El milagro
A veces, parece que se vuelve frágil, como de cristal, el hormigón eterno. Sucede cuando llega tarde, inesperada y aun inadvertidamente, la gratitud ausente. Para recibir cualquier momento es bueno. Para corresponder con gratitud, en cambio, siempre hay tiempo. Por eso acaba por no haberlo nunca, es decir, que nunca llega el momento oportuno. Se queda siempre para otra ocasión. Mientras tanto, el olvido bien puede acabar con la gratitud en la penumbra de un cuarto húmedo, donde se guarda lo que tanto necesita luz, amor y aire seco.

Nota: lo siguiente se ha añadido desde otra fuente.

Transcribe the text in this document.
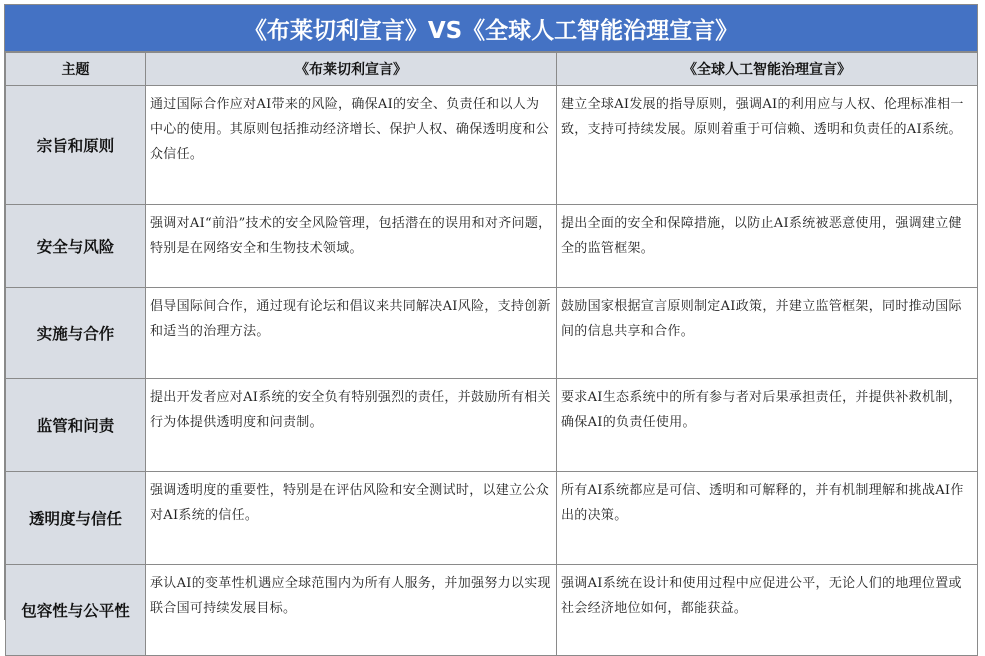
《布莱切利宣言》VS《全球人工智能治理宣言》
主题	《布莱切利宣言》	《全球人工智能治理宣言》
宗旨和原则	通过国际合作应对AI带来的风险，确保AI的安全、负责任和以人为中心的使用。其原则包括推动经济增长、保护人权、确保透明度和公众信任。	建立全球AI发展的指导原则，强调AI的利用应与人权、伦理标准相一致，支持可持续发展。原则着重于可信赖、透明和负责任的AI系统。
安全与风险	强调对AI“前沿”技术的安全风险管理，包括潜在的误用和对齐问题，特别是在网络安全和生物技术领域。	提出全面的安全和保障措施，以防止AI系统被恶意使用，强调建立健全的监管框架。
实施与合作	倡导国际间合作，通过现有论坛和倡议来共同解决AI风险，支持创新和适当的治理方法。	鼓励国家根据宣言原则制定AI政策，并建立监管框架，同时推动国际间的信息共享和合作。
监管和问责	提出开发者应对AI系统的安全负有特别强烈的责任，并鼓励所有相关行为体提供透明度和问责制。	要求AI生态系统中的所有参与者对后果承担责任，并提供补救机制，确保AI的负责任使用。
透明度与信任	强调透明度的重要性，特别是在评估风险和安全测试时，以建立公众对AI系统的信任。	所有AI系统都应是可信、透明和可解释的，并有机制理解和挑战AI作出的决策。
包容性与公平性	承认AI的变革性机遇应全球范围内为所有人服务，并加强努力以实现联合国可持续发展目标。	强调AI系统在设计和使用过程中应促进公平，无论人们的地理位置或社会经济地位如何，都能获益。
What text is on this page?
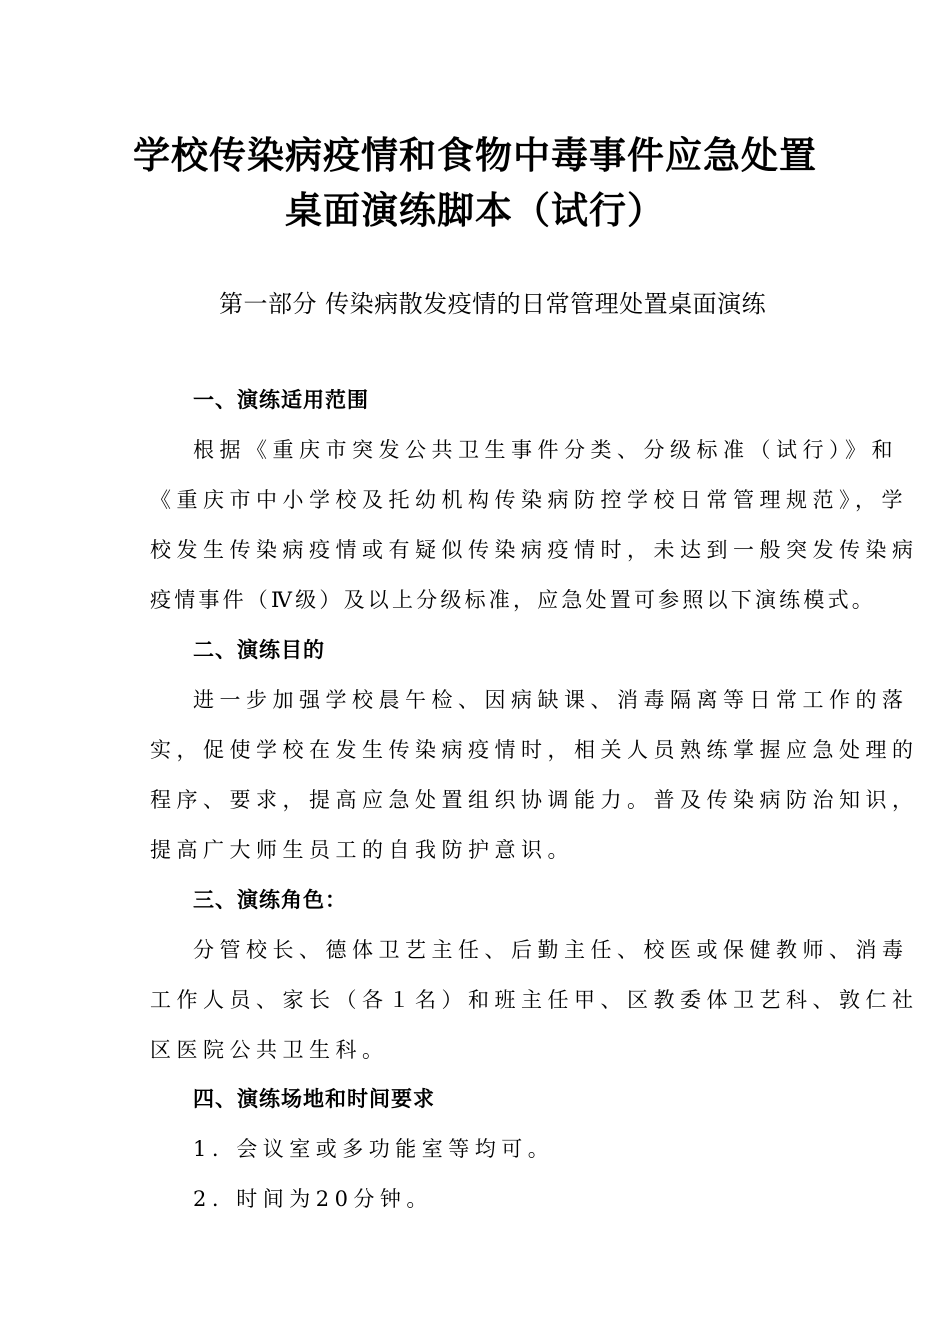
学校传染病疫情和食物中毒事件应急处置
桌面演练脚本（试行）
第一部分 传染病散发疫情的日常管理处置桌面演练
一、演练适用范围
根据《重庆市突发公共卫生事件分类、分级标准（试行）》和
《重庆市中小学校及托幼机构传染病防控学校日常管理规范》，学
校发生传染病疫情或有疑似传染病疫情时，未达到一般突发传染病
疫情事件（Ⅳ级）及以上分级标准，应急处置可参照以下演练模式。
二、演练目的
进一步加强学校晨午检、因病缺课、消毒隔离等日常工作的落
实，促使学校在发生传染病疫情时，相关人员熟练掌握应急处理的
程序、要求，提高应急处置组织协调能力。普及传染病防治知识，
提高广大师生员工的自我防护意识。
三、演练角色：
分管校长、德体卫艺主任、后勤主任、校医或保健教师、消毒
工作人员、家长（各１名）和班主任甲、区教委体卫艺科、敦仁社
区医院公共卫生科。
四、演练场地和时间要求
1. 会议室或多功能室等均可。
2. 时间为20分钟。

En realidad, todo depende: si cada recuerdo se guarda en su sitio, donde le corresponde, entonces podremos bajar allí y subir, con él, entre las manos. Si sabemos dónde lo hemos guardado, no lo habremos sepultado: seguirá vivo y dispuesto a cambiarnos la vida.
Nada sabemos del tiempo que pasó para el samaritano después de su curación. Parece que muy poco. Para Jesús, en cambio, pudo ser mucho. Su pregunta “¿dónde están los otros nueve?” ¿no expresa, en el fondo, una cierta impaciencia? Es como si dijera: “ya tardo en saber de ellos”. No pasa igual el tiempo para quien da que para quien recibe. Para aquel pasa más despacio que para éste. A uno le falta tiempo. A otro le sobra. Pero éste no le puede dar a aquel de lo que le sobra.
Por eso, acaso de todas las quejas posibles para el corazón humano, es la de ingratitud la más amarga. Uno se puede quejar de todo, pero de nada tan amargamente como de que sigue esperando la menor muestra de agradecimiento al favor realizado. Nadie se queja de lo que ya no espera. La queja es, en el fondo, hija de la espera, de esa espera, más o menos paciente, que sostiene a quien se empeña en seguir esperando. Quejándose, uno se defiende de la resignación, que viene a ser, en realidad, una derrota.
Nada, en absoluto, puede sustituir a la gratitud, ni siquiera la espera, impaciente y quejumbrosa a veces, de su manifestación. La gratitud es epifánica, manifestativa. Antes de su manifestación, parece que no pasa el tiempo. Después, en cambio, el tiempo reanuda renovado su marcha cotidiana. Ella marca un antes y un después. Y, entre ambos, un puente de cristal sobre el abismo, siempre tendido y siempre a punto de desmoronarse en un momento. Es el puente que une el derecho de los leprosos a disfrutar de una vida digna con el derecho de su redentor a recibir la correspondiente gratitud. Es el puente que nos lleva a todos más allá de la necesidad lógica para salvar la lógica, más allá de una mera obligación para alcanzar la profundidad del respeto.
Así lo sugiere el relato del samaritano agradecido. Es uno de diez. Uno de diez es casi cero, casi nadie. Es apenas una posibilidad, entre diez en contra, de mantener tendido el puente de cristal sobre el abismo. “Mientras iban de camino, quedaron limpios”, apunta el relato. Los leprosos no quedaron limpios en un momento, en presencia de su redentor. Si así hubiera sucedido, se habrían visto obligados entonces a agradecérselo. Habría sido de muy mal efecto no darle ni siquiera las gracias. Pero no fue así. La curación sucedió más tarde, mientras iban de camino al templo para presentarse a los sacerdotes. De este modo, quedaba tendido el puente de cristal entre los derechos de los leprosos y el derecho de su redentor a ser reconocido.
Quedaba asegurada, en concreto, la libertad para ser agradecidos. Solo uno de diez empleó su libertad y regresó a Jesús. El puente de cristal no se desmoronó a su paso. La libertad para ser agradecidos lo mantuvo en pie. Debía ser el espacio de la epifanía, de la gratitud manifestada entre un antes y un después, entre la demora y la renovación del tiempo. Todo cambia solo con un gesto, apenas con una palabra. Todo se ilumina y transfigura en un momento.
Basta un momento para que una larga espera haya merecido la pena. Basta un gesto insignificante para que todo tenga significado. Basta una brizna de libertad para que la vida tenga sentido y valor. No hace falta, por cierto, una vida larga y tranquila para que suceda este milagro, el milagro de todos los milagros, esto es, el don entregado y acogido con entera gratitud. Una vida larga suele ser una espera larga, impaciente y quejumbrosa, de esta especie de milagro. No merece la pena por su duración sino por lo que sucede en ella. Solo una cosa sucede verdaderamente, ésta, la epifanía de la gratitud. Las demás son cosas que pasan o nos pasan en la vida.